La quarta edizione della rassegna “AI FABBRI 2” de La Contrada, dedicata al teatro contemporaneo, si è aperta venerdì 8 novembre e sabato 9 novembre al Teatro dei Fabbri, nel cuore della città vecchia di Trieste. Il sipario si è alzato su una produzione della compagnia teatrale Ferrara Off, intitolato “Un giorno tutto questo finirà”.
Lo spettacolo, liberamente ispirato al racconto “Khady Demba” di Marie Ndaye ha visto in scena Diana Hobel, nel doppio ruolo di attrice, ma anche di sceneggiatrice, affiancata da Marco Sgarbi, sotto la regia di Giulio Costa. La Hobel che, nei suoi anni di carriera, ha recitato in “Il ragazzo invisibile”, “Leoni” e “Il risveglio di un gigante”, non è nuova alla creazione di progetti originali, caratterizzati da un puntuale lavoro sulla parola. In questo testo, che narra di due storie parallele, vi è un attento studio sull’uso di due linguaggi differenti, quello verbale e quello fisico.

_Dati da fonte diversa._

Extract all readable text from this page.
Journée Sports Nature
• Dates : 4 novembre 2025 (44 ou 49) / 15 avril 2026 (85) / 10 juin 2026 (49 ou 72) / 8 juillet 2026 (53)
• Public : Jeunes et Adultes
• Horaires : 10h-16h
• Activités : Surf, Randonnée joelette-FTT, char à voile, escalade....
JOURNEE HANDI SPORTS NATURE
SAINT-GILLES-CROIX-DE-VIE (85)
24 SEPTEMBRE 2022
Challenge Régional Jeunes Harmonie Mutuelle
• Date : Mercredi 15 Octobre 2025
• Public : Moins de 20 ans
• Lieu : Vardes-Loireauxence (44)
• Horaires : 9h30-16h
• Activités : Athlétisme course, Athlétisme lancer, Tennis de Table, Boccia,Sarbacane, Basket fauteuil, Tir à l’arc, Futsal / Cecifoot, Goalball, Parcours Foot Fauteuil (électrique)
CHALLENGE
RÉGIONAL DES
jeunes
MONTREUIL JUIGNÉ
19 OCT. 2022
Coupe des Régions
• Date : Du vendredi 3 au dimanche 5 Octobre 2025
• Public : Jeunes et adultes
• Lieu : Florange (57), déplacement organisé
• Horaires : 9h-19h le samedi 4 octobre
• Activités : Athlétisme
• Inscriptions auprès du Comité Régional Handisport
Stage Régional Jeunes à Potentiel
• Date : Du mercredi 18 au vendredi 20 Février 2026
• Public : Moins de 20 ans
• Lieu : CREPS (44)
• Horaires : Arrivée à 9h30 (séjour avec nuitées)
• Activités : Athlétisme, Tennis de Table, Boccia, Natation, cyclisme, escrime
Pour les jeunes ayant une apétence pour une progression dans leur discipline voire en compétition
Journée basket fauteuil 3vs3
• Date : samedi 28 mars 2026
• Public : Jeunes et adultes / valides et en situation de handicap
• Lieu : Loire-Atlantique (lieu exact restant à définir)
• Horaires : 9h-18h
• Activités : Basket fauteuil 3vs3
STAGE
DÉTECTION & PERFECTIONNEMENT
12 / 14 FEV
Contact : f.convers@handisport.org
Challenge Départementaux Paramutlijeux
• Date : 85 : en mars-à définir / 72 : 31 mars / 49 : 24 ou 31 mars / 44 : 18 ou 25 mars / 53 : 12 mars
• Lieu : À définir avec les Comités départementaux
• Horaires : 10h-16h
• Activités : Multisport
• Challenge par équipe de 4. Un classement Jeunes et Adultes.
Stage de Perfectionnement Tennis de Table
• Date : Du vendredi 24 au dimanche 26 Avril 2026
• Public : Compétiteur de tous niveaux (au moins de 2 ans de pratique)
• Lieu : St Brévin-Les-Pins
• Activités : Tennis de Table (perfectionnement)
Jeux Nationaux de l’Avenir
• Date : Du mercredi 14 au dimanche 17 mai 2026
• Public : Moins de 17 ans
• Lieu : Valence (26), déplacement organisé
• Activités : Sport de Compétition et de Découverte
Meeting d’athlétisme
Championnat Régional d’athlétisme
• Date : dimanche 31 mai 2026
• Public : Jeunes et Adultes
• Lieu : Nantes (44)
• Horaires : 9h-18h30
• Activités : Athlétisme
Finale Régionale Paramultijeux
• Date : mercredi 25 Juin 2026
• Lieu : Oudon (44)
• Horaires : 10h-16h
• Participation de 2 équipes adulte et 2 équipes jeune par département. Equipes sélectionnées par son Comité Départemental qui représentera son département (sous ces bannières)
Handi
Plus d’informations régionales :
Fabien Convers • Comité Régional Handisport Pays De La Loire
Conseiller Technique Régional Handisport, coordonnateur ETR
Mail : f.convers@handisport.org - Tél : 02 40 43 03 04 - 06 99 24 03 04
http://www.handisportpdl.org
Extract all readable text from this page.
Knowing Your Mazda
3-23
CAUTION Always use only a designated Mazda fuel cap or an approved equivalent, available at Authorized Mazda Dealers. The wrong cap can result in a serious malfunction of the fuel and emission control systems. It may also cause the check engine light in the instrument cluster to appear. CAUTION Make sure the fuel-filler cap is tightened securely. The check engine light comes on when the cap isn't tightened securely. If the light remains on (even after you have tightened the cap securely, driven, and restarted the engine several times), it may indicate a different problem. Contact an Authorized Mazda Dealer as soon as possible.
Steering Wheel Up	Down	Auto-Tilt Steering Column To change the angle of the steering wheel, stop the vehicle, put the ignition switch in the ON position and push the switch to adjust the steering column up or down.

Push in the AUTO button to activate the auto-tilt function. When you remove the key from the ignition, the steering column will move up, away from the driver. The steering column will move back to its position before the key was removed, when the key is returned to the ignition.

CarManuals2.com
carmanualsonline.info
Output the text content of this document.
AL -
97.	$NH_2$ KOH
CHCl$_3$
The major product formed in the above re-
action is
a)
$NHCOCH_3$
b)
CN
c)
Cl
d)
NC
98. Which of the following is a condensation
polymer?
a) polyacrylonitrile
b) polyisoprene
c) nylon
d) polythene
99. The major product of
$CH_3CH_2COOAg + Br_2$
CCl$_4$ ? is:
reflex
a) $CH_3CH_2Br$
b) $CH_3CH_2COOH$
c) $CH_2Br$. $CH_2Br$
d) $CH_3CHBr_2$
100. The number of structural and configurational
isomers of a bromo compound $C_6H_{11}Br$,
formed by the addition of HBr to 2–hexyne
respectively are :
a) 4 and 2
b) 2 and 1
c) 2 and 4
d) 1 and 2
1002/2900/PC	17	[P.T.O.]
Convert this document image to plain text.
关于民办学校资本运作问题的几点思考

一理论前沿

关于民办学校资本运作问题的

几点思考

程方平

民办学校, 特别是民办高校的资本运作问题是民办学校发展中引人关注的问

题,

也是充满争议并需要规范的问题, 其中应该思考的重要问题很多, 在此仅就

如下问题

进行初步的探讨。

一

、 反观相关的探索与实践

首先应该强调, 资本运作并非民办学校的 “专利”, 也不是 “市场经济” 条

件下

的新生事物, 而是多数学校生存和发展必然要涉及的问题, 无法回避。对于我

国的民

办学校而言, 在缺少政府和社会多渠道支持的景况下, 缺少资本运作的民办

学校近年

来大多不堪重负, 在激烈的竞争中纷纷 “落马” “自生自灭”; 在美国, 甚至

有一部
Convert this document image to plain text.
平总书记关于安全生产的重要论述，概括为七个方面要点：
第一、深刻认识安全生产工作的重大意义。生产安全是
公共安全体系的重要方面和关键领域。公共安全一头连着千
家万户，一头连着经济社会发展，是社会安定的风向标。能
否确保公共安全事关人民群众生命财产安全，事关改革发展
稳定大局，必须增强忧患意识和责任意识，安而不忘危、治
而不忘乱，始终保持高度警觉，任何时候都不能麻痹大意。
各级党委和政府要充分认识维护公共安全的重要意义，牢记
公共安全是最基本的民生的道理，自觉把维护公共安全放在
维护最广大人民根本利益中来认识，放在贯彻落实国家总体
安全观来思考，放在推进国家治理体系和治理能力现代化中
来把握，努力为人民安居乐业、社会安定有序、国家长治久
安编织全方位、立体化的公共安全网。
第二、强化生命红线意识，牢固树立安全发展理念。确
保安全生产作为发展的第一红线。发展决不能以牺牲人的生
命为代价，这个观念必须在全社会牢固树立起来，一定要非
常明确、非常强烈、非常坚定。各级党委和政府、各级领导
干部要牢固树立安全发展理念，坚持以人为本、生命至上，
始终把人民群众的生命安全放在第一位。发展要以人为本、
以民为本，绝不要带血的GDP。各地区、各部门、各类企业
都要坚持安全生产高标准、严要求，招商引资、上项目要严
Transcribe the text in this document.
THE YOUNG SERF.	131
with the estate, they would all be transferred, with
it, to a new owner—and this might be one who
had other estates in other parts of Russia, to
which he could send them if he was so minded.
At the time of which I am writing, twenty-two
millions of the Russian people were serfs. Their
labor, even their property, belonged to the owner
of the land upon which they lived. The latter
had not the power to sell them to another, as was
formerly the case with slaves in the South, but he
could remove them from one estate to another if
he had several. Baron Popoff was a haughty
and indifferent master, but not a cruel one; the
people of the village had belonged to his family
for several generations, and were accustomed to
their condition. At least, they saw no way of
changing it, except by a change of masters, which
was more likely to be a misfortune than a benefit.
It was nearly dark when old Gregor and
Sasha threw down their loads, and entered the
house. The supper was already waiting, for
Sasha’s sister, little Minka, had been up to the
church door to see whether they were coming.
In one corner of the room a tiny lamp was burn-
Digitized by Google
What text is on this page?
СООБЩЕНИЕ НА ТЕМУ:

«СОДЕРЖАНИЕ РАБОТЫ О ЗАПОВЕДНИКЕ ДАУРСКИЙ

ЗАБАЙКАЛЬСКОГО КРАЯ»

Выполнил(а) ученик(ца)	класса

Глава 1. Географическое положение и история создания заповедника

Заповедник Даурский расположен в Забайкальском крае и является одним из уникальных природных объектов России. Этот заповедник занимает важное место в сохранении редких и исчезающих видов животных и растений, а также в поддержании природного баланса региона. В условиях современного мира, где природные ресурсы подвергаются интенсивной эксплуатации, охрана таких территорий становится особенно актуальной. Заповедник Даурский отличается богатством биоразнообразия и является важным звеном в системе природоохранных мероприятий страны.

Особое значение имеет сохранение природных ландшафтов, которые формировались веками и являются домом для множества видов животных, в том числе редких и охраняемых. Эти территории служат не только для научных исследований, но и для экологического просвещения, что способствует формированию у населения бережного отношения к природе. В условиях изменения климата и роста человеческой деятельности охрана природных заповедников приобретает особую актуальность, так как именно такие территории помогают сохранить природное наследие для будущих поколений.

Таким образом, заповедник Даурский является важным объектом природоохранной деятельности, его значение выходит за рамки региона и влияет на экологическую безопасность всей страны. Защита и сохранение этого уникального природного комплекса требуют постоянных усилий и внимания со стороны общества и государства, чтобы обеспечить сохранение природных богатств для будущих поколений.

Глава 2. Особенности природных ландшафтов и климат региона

La parola infatti è utilizzata per raccontare la storia di Khady Demba, una giovane donna senegalese che rimasta vedova viene allontanata dalla famiglia del marito e costretta ad emigrare in Europa per lavorare. Le azioni invece servono a mettere in luce la storia di una coppia occidentale benestante, senza figli e senza nome, che condivide una casa e una vita “sfocata” che scorre senza comunicazione. I due, chiusi in una quotidianità ripetitiva, monotona che sembra asfissiarli, senza contatto e senza vitalità, vengono attorniati solo da una voce fuori campo che narra una storia lontana, fatta di sofferenze, umiliazioni, ma anche di tanta dignità, proprio quella di Khady Demba, povera e sola, nel suo desolato peregrinare alla ricerca di una vita migliore.

I suoni che riecheggiano nella sala rappresentano la voce interiore della protagonista, che esprime il suo disagio e sembrano voler sottolineare l’asetticità del rapporto coniugale, dove i due personaggi, seppur ancorati all’ordinario, talvolta vacillano verso la follia. Ma vogliono evidenziare anche, proprio mettendo a confronto due mondi apparentemente molto distanti tra loro, come quella donna che tra le due sembra essere più fragile, sia dotata in realtà di una forza interiore inalterabile, che anche in mezzo alle difficoltà più terribili e umilianti non dubita mai di essere una creatura unica. Per tutto il racconto infatti il nome di Khady Demba risuona come un vero e proprio mantra di dignità, a prova della sua unicità e del valore della sua vita, considerata da tutti insignificante.

Sul palcoscenico, attraverso l’immagine di due donne provenienti da contesti socio-geografici diversi, l’autrice vuole stimolare il pubblico ad una riflessione sulla nostra identità di europei, mettendo in contrapposizione il legame intenso della giovane donna africana con le proprie radici e l’impossibilità di decidere del proprio destino, con la superficialità, l’agiatezza e la noia di noi occidentali, stritolati spesso dall’individualismo e dalla paura di perdere tutto.

Un’opera toccante che fa da eco all’attualità, dove giornalmente una folla di africani subsahariani tenta l’emigrazione in Europa, mentre la popolazione “più evoluta” è impegnata a prepararsi per affrontare ogni sorta di eventualità catastrofica, che sia economica, climatica, informatica o pandemica, forse proprio per esorcizzare il terrore della privazione totale.